O ente lírico acorda
de manhã bem cedo, antes que o sol tenha se levantado, e fica a pensar na longa
jornada diária que terá pela frente. Então se recosta no leito, ao lado da
companheira ainda adormecida, pondo-se a ouvir com atenção tudo que o que se
passa à volta, ou melhor, em meio às árvores lá fora, submetidas à chuva que começa
a cair.
De início, o falante
consegue perceber as gotas da chuva caindo, uma a uma, sobre as folhas. Depois,
não mais: o barulho da bátega se tornou mais alto, combinando-se ao do caudal
de um riacho às proximidades, “rugindo sem parar na impetuosa escuridão”.

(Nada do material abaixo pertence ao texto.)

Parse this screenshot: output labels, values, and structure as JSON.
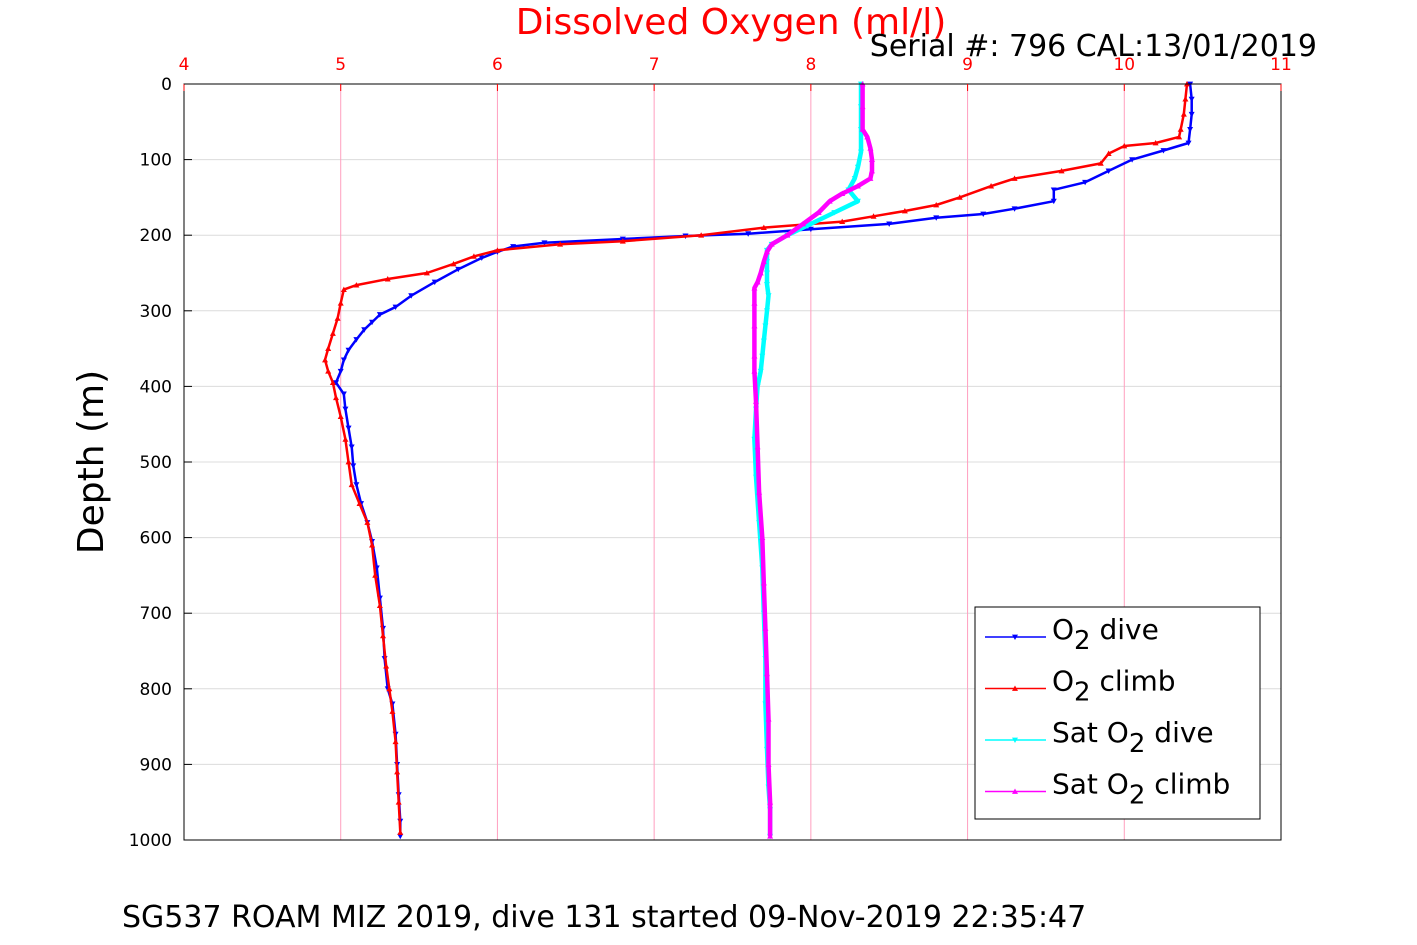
{
  "page": {
    "top_title": "Dissolved Oxygen (ml/l)",
    "serial_text": "Serial #: 796  CAL:13/01/2019",
    "footer": "SG537 ROAM MIZ 2019, dive 131 started 09-Nov-2019 22:35:47"
  },
  "legend": {
    "items": [
      {
        "pre": "O",
        "sub": "2",
        "post": " dive",
        "color": "#0000ff",
        "marker": "tri-down"
      },
      {
        "pre": "O",
        "sub": "2",
        "post": " climb",
        "color": "#ff0000",
        "marker": "tri-up"
      },
      {
        "pre": "Sat O",
        "sub": "2",
        "post": " dive",
        "color": "#00ffff",
        "marker": "tri-down"
      },
      {
        "pre": "Sat O",
        "sub": "2",
        "post": " climb",
        "color": "#ff00ff",
        "marker": "tri-up"
      }
    ]
  },
  "chart_data": {
    "type": "scatter",
    "title": "Dissolved Oxygen (ml/l)",
    "xlabel": "",
    "ylabel": "Depth (m)",
    "xlim": [
      4,
      11
    ],
    "ylim": [
      0,
      1000
    ],
    "y_reversed": true,
    "x_axis_position": "top",
    "xticks": [
      4,
      5,
      6,
      7,
      8,
      9,
      10,
      11
    ],
    "yticks": [
      0,
      100,
      200,
      300,
      400,
      500,
      600,
      700,
      800,
      900,
      1000
    ],
    "grid": true,
    "legend_position": "bottom-right",
    "colors": {
      "o2_dive": "#0000ff",
      "o2_climb": "#ff0000",
      "sat_dive": "#00ffff",
      "sat_climb": "#ff00ff",
      "top_axis": "#ff0000",
      "grid_x": "#ff9fbf",
      "grid_y": "#dcdcdc"
    },
    "series": [
      {
        "key": "o2_dive",
        "name": "O2 dive",
        "color": "#0000ff",
        "marker": "tri-down",
        "points": [
          [
            10.42,
            0
          ],
          [
            10.43,
            20
          ],
          [
            10.43,
            40
          ],
          [
            10.42,
            60
          ],
          [
            10.41,
            78
          ],
          [
            10.25,
            88
          ],
          [
            10.05,
            100
          ],
          [
            9.9,
            115
          ],
          [
            9.75,
            130
          ],
          [
            9.55,
            140
          ],
          [
            9.55,
            155
          ],
          [
            9.3,
            165
          ],
          [
            9.1,
            172
          ],
          [
            8.8,
            177
          ],
          [
            8.5,
            185
          ],
          [
            8.0,
            192
          ],
          [
            7.6,
            198
          ],
          [
            7.2,
            201
          ],
          [
            6.8,
            205
          ],
          [
            6.3,
            210
          ],
          [
            6.1,
            215
          ],
          [
            6.0,
            222
          ],
          [
            5.9,
            230
          ],
          [
            5.75,
            245
          ],
          [
            5.6,
            262
          ],
          [
            5.45,
            280
          ],
          [
            5.35,
            295
          ],
          [
            5.25,
            305
          ],
          [
            5.2,
            315
          ],
          [
            5.15,
            325
          ],
          [
            5.1,
            338
          ],
          [
            5.05,
            352
          ],
          [
            5.02,
            365
          ],
          [
            5.0,
            380
          ],
          [
            4.97,
            395
          ],
          [
            5.02,
            410
          ],
          [
            5.03,
            430
          ],
          [
            5.05,
            455
          ],
          [
            5.07,
            480
          ],
          [
            5.08,
            505
          ],
          [
            5.1,
            530
          ],
          [
            5.13,
            555
          ],
          [
            5.17,
            580
          ],
          [
            5.2,
            605
          ],
          [
            5.23,
            640
          ],
          [
            5.25,
            680
          ],
          [
            5.27,
            720
          ],
          [
            5.28,
            760
          ],
          [
            5.3,
            800
          ],
          [
            5.33,
            820
          ],
          [
            5.35,
            860
          ],
          [
            5.36,
            900
          ],
          [
            5.37,
            940
          ],
          [
            5.38,
            975
          ],
          [
            5.38,
            995
          ]
        ]
      },
      {
        "key": "o2_climb",
        "name": "O2 climb",
        "color": "#ff0000",
        "marker": "tri-up",
        "points": [
          [
            10.4,
            0
          ],
          [
            10.39,
            20
          ],
          [
            10.38,
            40
          ],
          [
            10.36,
            60
          ],
          [
            10.35,
            70
          ],
          [
            10.2,
            78
          ],
          [
            10.0,
            82
          ],
          [
            9.9,
            92
          ],
          [
            9.85,
            105
          ],
          [
            9.6,
            115
          ],
          [
            9.3,
            125
          ],
          [
            9.15,
            135
          ],
          [
            8.95,
            150
          ],
          [
            8.8,
            160
          ],
          [
            8.6,
            168
          ],
          [
            8.4,
            175
          ],
          [
            8.2,
            182
          ],
          [
            7.7,
            190
          ],
          [
            7.3,
            200
          ],
          [
            6.8,
            208
          ],
          [
            6.4,
            212
          ],
          [
            6.0,
            220
          ],
          [
            5.85,
            228
          ],
          [
            5.72,
            238
          ],
          [
            5.55,
            250
          ],
          [
            5.3,
            258
          ],
          [
            5.1,
            266
          ],
          [
            5.02,
            272
          ],
          [
            5.0,
            290
          ],
          [
            4.98,
            310
          ],
          [
            4.95,
            330
          ],
          [
            4.92,
            350
          ],
          [
            4.9,
            365
          ],
          [
            4.92,
            380
          ],
          [
            4.95,
            395
          ],
          [
            4.97,
            415
          ],
          [
            5.0,
            440
          ],
          [
            5.03,
            470
          ],
          [
            5.05,
            500
          ],
          [
            5.07,
            530
          ],
          [
            5.12,
            555
          ],
          [
            5.17,
            580
          ],
          [
            5.2,
            610
          ],
          [
            5.22,
            650
          ],
          [
            5.25,
            690
          ],
          [
            5.27,
            730
          ],
          [
            5.29,
            770
          ],
          [
            5.31,
            800
          ],
          [
            5.33,
            830
          ],
          [
            5.35,
            870
          ],
          [
            5.36,
            910
          ],
          [
            5.37,
            950
          ],
          [
            5.38,
            990
          ]
        ]
      },
      {
        "key": "sat_dive",
        "name": "Sat O2 dive",
        "color": "#00ffff",
        "marker": "tri-down",
        "points": [
          [
            8.32,
            0
          ],
          [
            8.32,
            30
          ],
          [
            8.32,
            60
          ],
          [
            8.32,
            90
          ],
          [
            8.3,
            110
          ],
          [
            8.28,
            125
          ],
          [
            8.24,
            140
          ],
          [
            8.3,
            155
          ],
          [
            8.15,
            170
          ],
          [
            8.0,
            185
          ],
          [
            7.85,
            200
          ],
          [
            7.75,
            212
          ],
          [
            7.72,
            220
          ],
          [
            7.72,
            235
          ],
          [
            7.72,
            250
          ],
          [
            7.72,
            265
          ],
          [
            7.73,
            280
          ],
          [
            7.72,
            300
          ],
          [
            7.71,
            320
          ],
          [
            7.7,
            340
          ],
          [
            7.69,
            360
          ],
          [
            7.68,
            380
          ],
          [
            7.66,
            400
          ],
          [
            7.65,
            430
          ],
          [
            7.64,
            470
          ],
          [
            7.65,
            520
          ],
          [
            7.67,
            580
          ],
          [
            7.69,
            640
          ],
          [
            7.7,
            700
          ],
          [
            7.71,
            760
          ],
          [
            7.71,
            820
          ],
          [
            7.72,
            880
          ],
          [
            7.73,
            930
          ],
          [
            7.74,
            960
          ],
          [
            7.74,
            995
          ]
        ]
      },
      {
        "key": "sat_climb",
        "name": "Sat O2 climb",
        "color": "#ff00ff",
        "marker": "tri-up",
        "points": [
          [
            8.33,
            0
          ],
          [
            8.33,
            30
          ],
          [
            8.33,
            60
          ],
          [
            8.36,
            70
          ],
          [
            8.38,
            85
          ],
          [
            8.39,
            100
          ],
          [
            8.39,
            115
          ],
          [
            8.38,
            125
          ],
          [
            8.3,
            135
          ],
          [
            8.2,
            145
          ],
          [
            8.12,
            155
          ],
          [
            8.05,
            170
          ],
          [
            7.95,
            185
          ],
          [
            7.85,
            200
          ],
          [
            7.75,
            212
          ],
          [
            7.72,
            222
          ],
          [
            7.7,
            235
          ],
          [
            7.68,
            250
          ],
          [
            7.66,
            262
          ],
          [
            7.64,
            270
          ],
          [
            7.64,
            290
          ],
          [
            7.64,
            320
          ],
          [
            7.64,
            360
          ],
          [
            7.64,
            380
          ],
          [
            7.65,
            420
          ],
          [
            7.66,
            480
          ],
          [
            7.67,
            540
          ],
          [
            7.69,
            600
          ],
          [
            7.7,
            660
          ],
          [
            7.71,
            720
          ],
          [
            7.72,
            780
          ],
          [
            7.73,
            840
          ],
          [
            7.73,
            900
          ],
          [
            7.74,
            950
          ],
          [
            7.74,
            995
          ]
        ]
      }
    ]
  }
}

Trata-se, por conseguinte,
de uma “viagem” não literal sob (ou ‘ao’) domínio da chuva: há prazer maior do
que acordar pela manhã e ouvir aquele fragor de chuva sobre o teto ou as
vidraças, levando-nos a ficar mais um pouco na cama, tanto mais quando em boa
companhia?!
J.A.R. – H.C.
W. S. Merwin
(1927-2019)
Rain Travel
I wake in the dark
and remember
it is the morning
when I must start
by myself on the
journey
I lie listening to
the black hour
before dawn and you
are
still asleep beside
me while
around us the trees
full of night lean
hushed in their dream
that bears
us up asleep and
awake then I hear
drops falling one by
one into
the sightless leaves
and I
do not know when they
began but
all at once there is
no sound but rain
and the stream below
us roaring
away into the rushing
darkness
Viagem pela estrada
sob chuva
(Ananya Gupta:
pintora indiana)
Viagem de Chuva
Desperto no escuro e lembro-me
de que é a manhã em
que devo começar
sozinho a jornada.
Reclino-me a ouvir a
hora negra
antes do amanhecer e
você ainda
está dormindo ao meu
lado, enquanto
ao nosso redor as árvores
repletas de noite se inclinam
silenciosas em seu
sonho que nos mantém
adormecidos e despertos;
então ouço
gotas caindo uma a
uma em
folhas que não se
veem, sem que
eu saiba quando elas
começaram, mas
de repente não há
mais som, senão a chuva
e o riacho abaixo de
nós, rugindo
sem parar na
impetuosa escuridão.
Referência:
MERWIN, W. S. Rain travel. In: BENSON, Gerard; CHERNAIK, Judith; HERBERT, Cicely (Eds.). Best poems on the underground. 1st publ. London, EN: Weidenfeld & Nicolson, 2009. p. 188.